Un recente studio condotto dal Sylvester Comprehensive Cancer Center dell’Università di Miami ha evidenziato come il rischio di sviluppare tumori sia significativamente più elevato tra le persone single rispetto a quelle sposate. Questo importante lavoro, pubblicato su Cancer Research Communications, ha analizzato oltre quattro milioni di casi oncologici distribuiti in dodici stati USA, considerando fattori demografici, età, sesso ed etnia.
Il legame tra stato civile e rischio di tumori
Secondo i dati raccolti dal 2015 al 2022, le persone non sposate mostrano tassi più alti di diagnosi per quasi tutte le principali forme di cancro, con un incremento particolarmente marcato per i tumori legati a infezioni, al fumo e ad aspetti riproduttivi, come quelli ovarici e dell’endometrio nelle donne. Questo risultato rafforza l’ipotesi che il matrimonio possa contribuire indirettamente a una migliore prevenzione e diagnosi precoce, grazie a una rete di supporto sociale più stabile e a una maggiore adesione ai controlli medici.
Il professor Paulo Pinheiro, coautore dello studio e medico-epidemiologo del Sylvester, sottolinea che il matrimonio non è una protezione diretta contro il cancro, ma lo stato civile può rappresentare un indicatore importante dei rischi oncologici a livello di popolazione. Pertanto, i single dovrebbero essere particolarmente attenti a sottoporsi regolarmente agli screening oncologici e a gestire i fattori di rischio modificabili.
Importanza della prevenzione e screening personalizzati
Frank Penedo, direttore del Sylvester Survivorship and Supportive Care Institute, evidenzia che le strategie di prevenzione devono essere personalizzate anche in base allo stato civile, per raggiungere efficacemente le fasce di popolazione più vulnerabili.
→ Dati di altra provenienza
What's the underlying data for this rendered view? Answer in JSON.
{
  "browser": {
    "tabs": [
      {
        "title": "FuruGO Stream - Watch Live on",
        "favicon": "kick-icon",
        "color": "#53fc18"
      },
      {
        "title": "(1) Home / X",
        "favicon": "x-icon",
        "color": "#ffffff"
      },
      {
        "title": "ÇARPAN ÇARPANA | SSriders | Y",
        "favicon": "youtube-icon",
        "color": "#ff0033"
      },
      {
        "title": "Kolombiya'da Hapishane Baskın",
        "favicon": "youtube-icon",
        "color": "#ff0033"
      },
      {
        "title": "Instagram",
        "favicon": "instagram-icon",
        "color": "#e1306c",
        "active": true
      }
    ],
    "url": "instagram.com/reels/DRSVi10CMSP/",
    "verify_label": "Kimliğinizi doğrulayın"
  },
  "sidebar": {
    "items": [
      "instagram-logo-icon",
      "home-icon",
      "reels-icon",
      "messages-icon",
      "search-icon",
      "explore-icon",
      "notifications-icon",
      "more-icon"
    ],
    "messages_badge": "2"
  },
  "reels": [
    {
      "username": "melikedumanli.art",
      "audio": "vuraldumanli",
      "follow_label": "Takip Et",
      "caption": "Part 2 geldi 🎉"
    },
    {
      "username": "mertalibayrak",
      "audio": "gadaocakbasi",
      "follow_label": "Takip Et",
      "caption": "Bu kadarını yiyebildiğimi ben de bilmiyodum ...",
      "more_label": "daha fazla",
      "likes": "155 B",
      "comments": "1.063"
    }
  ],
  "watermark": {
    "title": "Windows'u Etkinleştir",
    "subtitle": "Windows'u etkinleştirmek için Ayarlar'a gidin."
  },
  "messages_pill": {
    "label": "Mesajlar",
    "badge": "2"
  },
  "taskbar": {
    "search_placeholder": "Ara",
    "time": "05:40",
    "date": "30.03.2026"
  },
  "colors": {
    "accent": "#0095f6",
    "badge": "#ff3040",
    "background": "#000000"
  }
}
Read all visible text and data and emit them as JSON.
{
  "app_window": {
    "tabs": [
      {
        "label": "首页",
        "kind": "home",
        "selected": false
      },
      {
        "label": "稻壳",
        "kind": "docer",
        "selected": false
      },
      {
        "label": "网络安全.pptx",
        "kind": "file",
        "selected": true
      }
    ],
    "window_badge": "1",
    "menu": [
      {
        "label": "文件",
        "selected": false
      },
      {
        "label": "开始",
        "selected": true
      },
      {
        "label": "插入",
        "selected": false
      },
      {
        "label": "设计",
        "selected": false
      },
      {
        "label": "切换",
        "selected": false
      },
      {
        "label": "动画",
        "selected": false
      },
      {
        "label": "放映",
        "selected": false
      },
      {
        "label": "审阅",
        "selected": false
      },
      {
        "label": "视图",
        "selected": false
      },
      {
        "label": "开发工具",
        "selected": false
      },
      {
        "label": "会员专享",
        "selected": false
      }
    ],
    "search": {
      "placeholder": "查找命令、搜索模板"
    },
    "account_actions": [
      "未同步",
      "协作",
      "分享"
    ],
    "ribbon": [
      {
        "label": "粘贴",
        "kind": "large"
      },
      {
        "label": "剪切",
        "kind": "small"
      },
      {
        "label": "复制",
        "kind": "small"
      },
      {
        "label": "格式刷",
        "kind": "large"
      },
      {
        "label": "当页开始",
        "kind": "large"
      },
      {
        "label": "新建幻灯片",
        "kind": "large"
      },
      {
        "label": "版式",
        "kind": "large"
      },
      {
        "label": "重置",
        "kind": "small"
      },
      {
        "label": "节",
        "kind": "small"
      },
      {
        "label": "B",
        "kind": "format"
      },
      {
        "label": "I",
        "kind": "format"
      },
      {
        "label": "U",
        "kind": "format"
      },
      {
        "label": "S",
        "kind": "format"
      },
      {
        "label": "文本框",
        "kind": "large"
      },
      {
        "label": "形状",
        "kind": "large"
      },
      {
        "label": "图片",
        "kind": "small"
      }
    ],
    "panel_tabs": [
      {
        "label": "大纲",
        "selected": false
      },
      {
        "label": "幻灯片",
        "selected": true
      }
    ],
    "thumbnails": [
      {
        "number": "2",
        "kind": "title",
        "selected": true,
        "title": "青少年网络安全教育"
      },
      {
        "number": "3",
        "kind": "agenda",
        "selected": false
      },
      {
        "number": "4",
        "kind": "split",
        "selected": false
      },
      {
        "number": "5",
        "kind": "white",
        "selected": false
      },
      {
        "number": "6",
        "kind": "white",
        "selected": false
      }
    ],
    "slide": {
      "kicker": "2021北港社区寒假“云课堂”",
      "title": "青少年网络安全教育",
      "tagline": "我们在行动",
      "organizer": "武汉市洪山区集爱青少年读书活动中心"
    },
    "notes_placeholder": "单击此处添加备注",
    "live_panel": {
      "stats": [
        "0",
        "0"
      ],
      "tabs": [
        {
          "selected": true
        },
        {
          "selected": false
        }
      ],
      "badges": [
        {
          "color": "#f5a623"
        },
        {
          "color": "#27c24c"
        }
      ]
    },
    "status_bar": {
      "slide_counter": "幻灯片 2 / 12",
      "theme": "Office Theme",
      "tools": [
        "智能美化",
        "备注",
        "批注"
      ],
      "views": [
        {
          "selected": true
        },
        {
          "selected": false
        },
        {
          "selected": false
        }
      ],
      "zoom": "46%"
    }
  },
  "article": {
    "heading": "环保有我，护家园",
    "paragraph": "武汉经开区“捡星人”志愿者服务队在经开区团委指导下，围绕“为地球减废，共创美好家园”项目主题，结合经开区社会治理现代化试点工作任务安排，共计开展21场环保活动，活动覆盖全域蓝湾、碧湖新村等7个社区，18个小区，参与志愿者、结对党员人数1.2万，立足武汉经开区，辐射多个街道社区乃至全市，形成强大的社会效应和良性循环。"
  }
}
L’impegno del Sylvester Comprehensive Cancer Center, l’unico centro oncologico riconosciuto dal National Cancer Institute (NCI) in Florida, è focalizzato sull’integrazione di ricerca avanzata, prevenzione, educazione e cura del paziente, con oltre 150 professionisti impegnati nello sviluppo di terapie innovative e trial clinici di fase I.
Social freezing e fertilità: una nuova frontiera per la prevenzione oncologica femminile
Parallelamente, la crioconservazione pianificata degli ovociti (meglio nota come social freezing) rappresenta oggi una strategia importante per molte donne che desiderano preservare la propria fertilità, anche in presenza di rischi oncologici o per scelte personali. La pratica, disponibile in Italia e in molti paesi, consente di conservare gli ovociti a basse temperature per anni, offrendo la possibilità di posticipare la maternità senza aumentare il rischio di anomalie cromosomiche legate all’età avanzata.
La professoressa Eleonora Porcu dell’Alma Mater di Bologna ricorda che, oltre ai motivi medici come la presenza di mutazioni BRCA 1 e 2, molte donne ricorrono a questa tecnica per motivazioni sociali, come l’assenza di un partner o esigenze professionali. La crioconservazione degli ovociti amplia l’autonomia riproduttiva femminile e può rappresentare una forma indiretta di prevenzione oncologica, evitando gravidanze tardive che comportano maggiori rischi ostetrici e perinatali.
Ansia, sessualità e rischio tumori negli uomini
Un’altra tematica emergente riguarda la relazione tra attività sessuale e rischio di tumori alla prostata. Sebbene non vi sia alcuna evidenza che l’astinenza sessuale o la mancanza di masturbazione provochino direttamente un tumore, studi scientifici indicano che eiaculazioni regolari possono contribuire a ridurre l’infiammazione prostatica, un fattore di rischio oncologico. Gli specialisti raccomandano quindi di affrontare con serenità e supporto psicologico eventuali ansie e paure legate alla sessualità, che possono influire negativamente sulla salute generale.
In questo contesto, il dialogo con andrologi e psicoterapeuti è fondamentale per superare i timori infondati e promuovere un equilibrio psico-fisico utile anche nella prevenzione del cancro.